5.1. Future Studies: Nested Trials
Many studies either based on EDs or using ED data duplicate their data collection when performing disease-specific cohort studies such as survival in sudden cardiac arrest, accuracy of rapid antigen testing and prognostication of scoring systems [52,53,54]. The TECOR provides a framework for other observational studies through the collection of documented care to minimise this duplication. The data variables currently utilised in TECOR include a combination of routinely collected data for national reporting, baseline data considered essential to the primary objective as well as additional data points currently being collected through siloed observational studies (Table 2). It is the intention that the data collected through TECOR will contribute to other registries (with the requisite ethics and governance approvals) to minimise the current duplication and inefficiencies of collecting the same data variables multiple times over. For new research questions and quality improvement projects based in the EDs, and with additional ethics and governance amendments where required, TECOR will have the framework to add additional data variables in order to address specific research questions.
5.2. Limitations
The TECOR is specific in its data collection which can affect the comprehensiveness of its findings. Further to this, it may limit the questions asked of the registry for future studies. Data quality is also a limitation given the hybrid medical record keeping within the Tasmanian Health Service limiting large-scale data input into TECOR and increasing the prospect of human error. A significant limitation to all registries including TECOR is funding and sustainability. Finally, this registry is limited to Tasmania, which may not be reflective of a larger cohort.
6. Conclusions
The TECOR is expected to provide ongoing data on important processes of emergency care in Tasmania with the primary objective of determining the mortality and morbidity from emergency care. The registry initiative was designed to national standards and will meet the needs of the clinical community and impact the communities it serves.
Author Contributions
Conceptualization, V.T. and G.B.; methodology, V.T. and G.B.; formal analysis, V.T., G.B. and S.P.; investigation, V.T., G.B. and S.P.; resources, V.T., G.B. and S.P.; writing—original draft preparation, V.T.; writing—review and editing, V.T., G.B. and S.P.; project administration, S.P.; funding acquisition, V.T. All authors have read and agreed to the published version of the manuscript.
Funding
This research and the APC was funded by the Medical Research Future Fund (MRFF), grant number MRF2018041.

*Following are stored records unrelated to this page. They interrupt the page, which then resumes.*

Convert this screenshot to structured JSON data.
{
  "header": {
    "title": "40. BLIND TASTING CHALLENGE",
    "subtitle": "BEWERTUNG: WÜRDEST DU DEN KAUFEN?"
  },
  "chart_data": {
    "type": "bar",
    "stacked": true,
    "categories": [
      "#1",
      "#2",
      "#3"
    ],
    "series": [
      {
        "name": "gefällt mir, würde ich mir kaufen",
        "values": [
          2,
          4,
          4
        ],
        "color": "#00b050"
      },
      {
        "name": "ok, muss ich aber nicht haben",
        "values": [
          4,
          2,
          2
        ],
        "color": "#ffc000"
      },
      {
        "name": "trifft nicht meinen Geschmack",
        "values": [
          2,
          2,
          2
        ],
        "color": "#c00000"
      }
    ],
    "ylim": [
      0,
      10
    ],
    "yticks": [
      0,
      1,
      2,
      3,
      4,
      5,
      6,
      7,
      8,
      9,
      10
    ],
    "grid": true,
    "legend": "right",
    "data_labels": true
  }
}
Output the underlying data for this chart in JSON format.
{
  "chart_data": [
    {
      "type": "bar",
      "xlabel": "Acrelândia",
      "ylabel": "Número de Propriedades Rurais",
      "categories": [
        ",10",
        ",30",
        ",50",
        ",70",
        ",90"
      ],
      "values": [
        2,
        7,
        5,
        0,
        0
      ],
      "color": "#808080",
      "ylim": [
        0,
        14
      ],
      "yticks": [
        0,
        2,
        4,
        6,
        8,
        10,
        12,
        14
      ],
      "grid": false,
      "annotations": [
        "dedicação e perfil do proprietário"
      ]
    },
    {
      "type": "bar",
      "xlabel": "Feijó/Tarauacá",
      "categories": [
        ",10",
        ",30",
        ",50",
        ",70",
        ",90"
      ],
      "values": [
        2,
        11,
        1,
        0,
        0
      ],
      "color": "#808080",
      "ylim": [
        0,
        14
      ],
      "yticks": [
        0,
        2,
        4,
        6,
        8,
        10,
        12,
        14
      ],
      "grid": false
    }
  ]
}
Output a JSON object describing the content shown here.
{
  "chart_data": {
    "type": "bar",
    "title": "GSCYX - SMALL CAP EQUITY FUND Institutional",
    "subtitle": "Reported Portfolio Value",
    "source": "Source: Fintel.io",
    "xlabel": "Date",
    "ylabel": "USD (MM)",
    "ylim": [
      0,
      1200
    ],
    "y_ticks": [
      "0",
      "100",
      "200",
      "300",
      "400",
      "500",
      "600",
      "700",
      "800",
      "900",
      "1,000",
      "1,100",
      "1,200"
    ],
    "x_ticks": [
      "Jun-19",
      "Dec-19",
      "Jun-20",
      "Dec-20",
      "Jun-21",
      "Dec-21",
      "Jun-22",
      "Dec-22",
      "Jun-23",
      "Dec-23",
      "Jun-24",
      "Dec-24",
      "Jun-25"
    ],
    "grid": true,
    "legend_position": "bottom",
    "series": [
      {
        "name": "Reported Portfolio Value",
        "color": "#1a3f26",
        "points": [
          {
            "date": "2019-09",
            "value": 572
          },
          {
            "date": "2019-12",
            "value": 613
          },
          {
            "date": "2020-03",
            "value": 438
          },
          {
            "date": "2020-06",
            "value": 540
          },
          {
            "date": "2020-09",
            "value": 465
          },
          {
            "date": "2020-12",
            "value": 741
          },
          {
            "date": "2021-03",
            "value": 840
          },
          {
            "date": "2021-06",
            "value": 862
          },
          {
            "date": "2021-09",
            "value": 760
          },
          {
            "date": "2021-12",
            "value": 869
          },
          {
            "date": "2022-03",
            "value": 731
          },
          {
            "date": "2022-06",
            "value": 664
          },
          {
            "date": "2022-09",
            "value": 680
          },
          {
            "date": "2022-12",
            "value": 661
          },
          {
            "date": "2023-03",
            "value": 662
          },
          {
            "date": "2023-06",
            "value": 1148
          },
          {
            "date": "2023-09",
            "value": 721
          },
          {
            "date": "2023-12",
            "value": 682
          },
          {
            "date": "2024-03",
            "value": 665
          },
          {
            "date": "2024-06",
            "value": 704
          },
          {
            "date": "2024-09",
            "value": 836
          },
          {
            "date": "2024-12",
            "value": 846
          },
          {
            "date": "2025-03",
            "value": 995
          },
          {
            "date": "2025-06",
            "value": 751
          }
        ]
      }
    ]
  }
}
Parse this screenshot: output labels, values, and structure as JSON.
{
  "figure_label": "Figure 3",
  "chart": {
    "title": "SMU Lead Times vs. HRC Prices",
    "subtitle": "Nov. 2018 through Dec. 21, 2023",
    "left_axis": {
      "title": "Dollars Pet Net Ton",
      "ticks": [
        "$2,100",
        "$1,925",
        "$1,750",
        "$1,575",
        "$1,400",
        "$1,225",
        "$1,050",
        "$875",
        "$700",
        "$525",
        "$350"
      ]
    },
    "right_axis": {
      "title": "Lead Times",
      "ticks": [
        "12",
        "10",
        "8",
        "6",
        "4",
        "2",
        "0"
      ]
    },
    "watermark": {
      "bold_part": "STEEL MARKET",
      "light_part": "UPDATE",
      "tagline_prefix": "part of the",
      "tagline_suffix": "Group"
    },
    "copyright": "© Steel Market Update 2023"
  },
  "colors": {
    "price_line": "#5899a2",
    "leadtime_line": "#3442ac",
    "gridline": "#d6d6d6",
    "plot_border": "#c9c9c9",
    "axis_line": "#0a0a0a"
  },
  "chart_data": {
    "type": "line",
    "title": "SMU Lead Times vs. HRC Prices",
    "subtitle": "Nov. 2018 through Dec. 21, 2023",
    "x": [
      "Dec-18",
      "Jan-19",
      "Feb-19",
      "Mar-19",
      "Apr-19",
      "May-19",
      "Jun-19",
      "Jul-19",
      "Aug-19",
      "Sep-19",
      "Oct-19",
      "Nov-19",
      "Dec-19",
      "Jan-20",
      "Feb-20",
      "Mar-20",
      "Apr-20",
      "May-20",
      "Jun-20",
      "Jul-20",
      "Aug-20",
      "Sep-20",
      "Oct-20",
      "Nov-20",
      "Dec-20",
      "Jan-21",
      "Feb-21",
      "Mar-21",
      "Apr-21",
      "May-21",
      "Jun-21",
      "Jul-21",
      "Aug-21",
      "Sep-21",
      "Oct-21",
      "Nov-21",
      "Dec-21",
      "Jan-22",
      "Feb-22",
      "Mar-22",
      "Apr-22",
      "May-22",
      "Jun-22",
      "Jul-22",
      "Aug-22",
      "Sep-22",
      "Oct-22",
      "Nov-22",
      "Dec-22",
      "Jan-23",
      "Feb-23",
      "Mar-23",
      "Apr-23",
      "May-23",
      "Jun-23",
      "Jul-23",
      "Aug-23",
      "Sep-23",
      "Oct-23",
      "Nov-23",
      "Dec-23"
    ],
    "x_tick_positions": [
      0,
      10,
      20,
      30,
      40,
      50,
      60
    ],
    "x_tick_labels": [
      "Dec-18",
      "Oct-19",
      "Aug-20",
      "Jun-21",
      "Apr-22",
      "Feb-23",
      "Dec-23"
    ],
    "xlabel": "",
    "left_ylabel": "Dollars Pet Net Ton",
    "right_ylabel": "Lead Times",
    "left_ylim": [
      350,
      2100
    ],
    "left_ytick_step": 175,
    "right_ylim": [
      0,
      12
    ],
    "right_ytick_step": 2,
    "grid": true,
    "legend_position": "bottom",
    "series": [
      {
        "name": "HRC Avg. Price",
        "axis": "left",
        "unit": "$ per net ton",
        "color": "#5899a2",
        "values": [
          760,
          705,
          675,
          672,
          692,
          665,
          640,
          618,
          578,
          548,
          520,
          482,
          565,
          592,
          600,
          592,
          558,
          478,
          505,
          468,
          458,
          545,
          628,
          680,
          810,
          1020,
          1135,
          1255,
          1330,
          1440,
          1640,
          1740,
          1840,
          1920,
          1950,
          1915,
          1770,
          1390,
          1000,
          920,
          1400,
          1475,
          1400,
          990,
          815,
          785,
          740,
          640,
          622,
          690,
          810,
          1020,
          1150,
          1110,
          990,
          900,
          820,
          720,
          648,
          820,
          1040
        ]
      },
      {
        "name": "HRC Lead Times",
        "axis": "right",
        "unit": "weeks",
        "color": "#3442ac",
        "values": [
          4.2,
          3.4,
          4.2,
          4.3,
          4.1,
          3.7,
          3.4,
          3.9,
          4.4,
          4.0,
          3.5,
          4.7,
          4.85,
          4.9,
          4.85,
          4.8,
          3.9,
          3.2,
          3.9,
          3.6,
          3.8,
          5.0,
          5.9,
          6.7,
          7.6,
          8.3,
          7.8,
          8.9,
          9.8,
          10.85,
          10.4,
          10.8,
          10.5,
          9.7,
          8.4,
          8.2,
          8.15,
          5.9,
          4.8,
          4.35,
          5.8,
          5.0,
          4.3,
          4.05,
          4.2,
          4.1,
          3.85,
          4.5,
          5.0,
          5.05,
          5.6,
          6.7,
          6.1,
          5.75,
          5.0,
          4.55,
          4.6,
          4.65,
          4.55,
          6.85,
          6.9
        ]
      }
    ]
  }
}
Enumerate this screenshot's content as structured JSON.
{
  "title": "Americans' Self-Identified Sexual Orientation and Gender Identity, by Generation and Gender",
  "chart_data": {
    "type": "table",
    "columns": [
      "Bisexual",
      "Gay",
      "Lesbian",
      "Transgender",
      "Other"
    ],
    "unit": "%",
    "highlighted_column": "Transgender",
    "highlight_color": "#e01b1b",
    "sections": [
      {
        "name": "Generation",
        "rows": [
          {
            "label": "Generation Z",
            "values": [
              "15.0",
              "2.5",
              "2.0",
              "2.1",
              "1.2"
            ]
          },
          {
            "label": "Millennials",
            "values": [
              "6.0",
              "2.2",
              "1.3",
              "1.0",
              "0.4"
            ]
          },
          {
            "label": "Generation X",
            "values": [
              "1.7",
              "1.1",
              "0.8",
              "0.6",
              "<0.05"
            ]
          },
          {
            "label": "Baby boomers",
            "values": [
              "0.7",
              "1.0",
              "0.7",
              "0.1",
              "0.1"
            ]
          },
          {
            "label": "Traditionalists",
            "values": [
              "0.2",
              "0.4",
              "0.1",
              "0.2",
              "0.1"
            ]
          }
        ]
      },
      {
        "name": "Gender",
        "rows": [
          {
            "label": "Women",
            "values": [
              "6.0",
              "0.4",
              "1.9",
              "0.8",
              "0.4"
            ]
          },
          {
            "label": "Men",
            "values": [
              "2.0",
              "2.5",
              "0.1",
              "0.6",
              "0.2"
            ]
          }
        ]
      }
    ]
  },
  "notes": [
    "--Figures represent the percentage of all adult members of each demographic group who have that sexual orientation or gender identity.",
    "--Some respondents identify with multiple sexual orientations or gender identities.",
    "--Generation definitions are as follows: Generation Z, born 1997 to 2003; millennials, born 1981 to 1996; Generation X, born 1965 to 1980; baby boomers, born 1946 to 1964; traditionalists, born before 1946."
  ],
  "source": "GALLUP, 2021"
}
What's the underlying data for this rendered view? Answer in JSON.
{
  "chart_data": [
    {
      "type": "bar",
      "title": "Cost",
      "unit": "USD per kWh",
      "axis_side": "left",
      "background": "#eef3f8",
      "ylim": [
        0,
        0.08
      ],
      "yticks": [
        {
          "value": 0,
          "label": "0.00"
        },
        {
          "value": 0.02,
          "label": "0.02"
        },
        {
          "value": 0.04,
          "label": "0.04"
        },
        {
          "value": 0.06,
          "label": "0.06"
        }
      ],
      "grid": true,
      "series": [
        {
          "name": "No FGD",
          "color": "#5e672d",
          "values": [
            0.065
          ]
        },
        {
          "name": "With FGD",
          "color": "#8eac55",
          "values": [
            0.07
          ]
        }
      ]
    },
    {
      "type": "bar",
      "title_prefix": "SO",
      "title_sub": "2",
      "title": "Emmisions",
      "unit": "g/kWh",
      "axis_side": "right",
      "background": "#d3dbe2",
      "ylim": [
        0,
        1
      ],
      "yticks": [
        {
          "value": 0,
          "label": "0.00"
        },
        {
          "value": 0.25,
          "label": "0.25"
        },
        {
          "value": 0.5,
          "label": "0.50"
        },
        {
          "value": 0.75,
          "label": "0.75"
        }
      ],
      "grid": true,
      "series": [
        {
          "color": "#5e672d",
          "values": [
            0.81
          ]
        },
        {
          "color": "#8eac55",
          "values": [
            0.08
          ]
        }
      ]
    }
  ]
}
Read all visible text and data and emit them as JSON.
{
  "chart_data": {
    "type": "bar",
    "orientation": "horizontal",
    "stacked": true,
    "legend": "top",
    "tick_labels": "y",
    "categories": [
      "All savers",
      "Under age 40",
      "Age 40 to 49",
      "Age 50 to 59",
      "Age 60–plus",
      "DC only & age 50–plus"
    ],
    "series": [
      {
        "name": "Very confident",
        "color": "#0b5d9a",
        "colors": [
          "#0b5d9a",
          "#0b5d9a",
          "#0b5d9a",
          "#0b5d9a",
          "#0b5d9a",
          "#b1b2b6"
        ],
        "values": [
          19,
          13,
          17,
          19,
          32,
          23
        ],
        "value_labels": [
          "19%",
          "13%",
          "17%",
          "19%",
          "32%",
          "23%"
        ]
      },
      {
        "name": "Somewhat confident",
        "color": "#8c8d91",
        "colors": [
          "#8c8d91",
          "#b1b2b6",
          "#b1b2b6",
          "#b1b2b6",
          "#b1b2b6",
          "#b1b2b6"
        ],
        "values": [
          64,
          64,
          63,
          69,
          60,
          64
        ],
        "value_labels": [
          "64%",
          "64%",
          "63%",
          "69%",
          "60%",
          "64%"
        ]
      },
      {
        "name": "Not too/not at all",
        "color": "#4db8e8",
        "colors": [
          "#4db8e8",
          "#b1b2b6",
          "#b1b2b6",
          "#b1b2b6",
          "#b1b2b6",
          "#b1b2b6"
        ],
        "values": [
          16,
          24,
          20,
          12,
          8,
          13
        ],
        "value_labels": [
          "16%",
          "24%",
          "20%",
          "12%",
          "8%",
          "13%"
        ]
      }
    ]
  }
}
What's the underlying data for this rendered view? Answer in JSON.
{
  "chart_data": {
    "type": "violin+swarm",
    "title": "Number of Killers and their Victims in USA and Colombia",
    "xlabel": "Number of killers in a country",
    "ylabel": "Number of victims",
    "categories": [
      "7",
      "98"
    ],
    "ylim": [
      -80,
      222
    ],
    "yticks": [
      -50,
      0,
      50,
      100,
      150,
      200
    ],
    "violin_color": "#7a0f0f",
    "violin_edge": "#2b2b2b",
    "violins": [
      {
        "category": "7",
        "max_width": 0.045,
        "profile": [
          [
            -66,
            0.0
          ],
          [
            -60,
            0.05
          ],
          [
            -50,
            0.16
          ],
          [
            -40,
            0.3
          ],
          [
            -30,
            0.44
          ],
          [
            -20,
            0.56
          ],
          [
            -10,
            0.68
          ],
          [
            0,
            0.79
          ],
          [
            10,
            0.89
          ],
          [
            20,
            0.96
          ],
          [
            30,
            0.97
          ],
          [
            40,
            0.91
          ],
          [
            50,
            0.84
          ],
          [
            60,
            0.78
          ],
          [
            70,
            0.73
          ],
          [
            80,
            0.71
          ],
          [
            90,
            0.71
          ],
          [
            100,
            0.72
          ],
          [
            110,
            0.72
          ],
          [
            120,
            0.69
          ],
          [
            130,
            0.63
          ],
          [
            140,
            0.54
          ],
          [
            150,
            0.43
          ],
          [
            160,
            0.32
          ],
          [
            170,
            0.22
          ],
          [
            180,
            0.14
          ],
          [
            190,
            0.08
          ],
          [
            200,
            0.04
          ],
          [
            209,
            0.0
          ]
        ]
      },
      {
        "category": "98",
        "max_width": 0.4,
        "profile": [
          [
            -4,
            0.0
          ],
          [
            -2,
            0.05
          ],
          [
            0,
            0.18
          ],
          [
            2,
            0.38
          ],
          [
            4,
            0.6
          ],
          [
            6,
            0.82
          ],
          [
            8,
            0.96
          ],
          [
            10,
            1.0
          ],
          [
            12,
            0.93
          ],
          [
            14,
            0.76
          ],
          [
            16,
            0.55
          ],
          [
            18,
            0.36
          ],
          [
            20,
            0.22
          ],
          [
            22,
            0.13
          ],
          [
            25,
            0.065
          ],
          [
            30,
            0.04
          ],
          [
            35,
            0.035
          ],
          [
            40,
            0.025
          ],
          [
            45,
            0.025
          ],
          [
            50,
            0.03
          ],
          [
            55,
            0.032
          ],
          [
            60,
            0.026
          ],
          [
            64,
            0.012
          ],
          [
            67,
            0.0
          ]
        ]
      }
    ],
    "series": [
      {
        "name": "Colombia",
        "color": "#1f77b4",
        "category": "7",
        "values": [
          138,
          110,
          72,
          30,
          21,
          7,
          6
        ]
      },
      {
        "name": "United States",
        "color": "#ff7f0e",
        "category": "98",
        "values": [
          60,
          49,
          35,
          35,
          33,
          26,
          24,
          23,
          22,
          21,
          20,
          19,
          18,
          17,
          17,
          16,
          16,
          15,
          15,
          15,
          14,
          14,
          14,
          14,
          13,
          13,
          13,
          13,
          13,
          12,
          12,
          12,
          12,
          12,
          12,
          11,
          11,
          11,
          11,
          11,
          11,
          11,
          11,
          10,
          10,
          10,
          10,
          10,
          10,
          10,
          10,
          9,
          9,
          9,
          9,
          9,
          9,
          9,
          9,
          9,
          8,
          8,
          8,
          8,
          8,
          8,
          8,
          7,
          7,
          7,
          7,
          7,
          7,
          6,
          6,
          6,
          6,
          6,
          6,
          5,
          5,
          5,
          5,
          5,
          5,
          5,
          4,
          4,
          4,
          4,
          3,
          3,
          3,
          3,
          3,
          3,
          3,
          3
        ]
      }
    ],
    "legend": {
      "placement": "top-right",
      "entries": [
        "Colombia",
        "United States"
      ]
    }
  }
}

Institutional Review Board Statement
The study was conducted in accordance with the Declaration of Helsinki, and approved by the Ethics Committee of the University of Tasmania Human Research Ethics Committee (HREA30260, 26 February 2024).
Informed Consent Statement
Patient consent was waived and approved by the University of Tasmania Human Research Ethics Committee given that the information published will be de-identified and not re-identifiable and informed consent or opt-out consent for the number of patients expected is not feasible.
Data Availability Statement
The data presented in this study are available on request from the corresponding author due to local privacy laws.
Conflicts of Interest
The authors declare no conflicts of interest. The funders had no role in the design of the study; in the collection, analyses, or interpretation of data; in the writing of the manuscript; or in the decision to publish the results.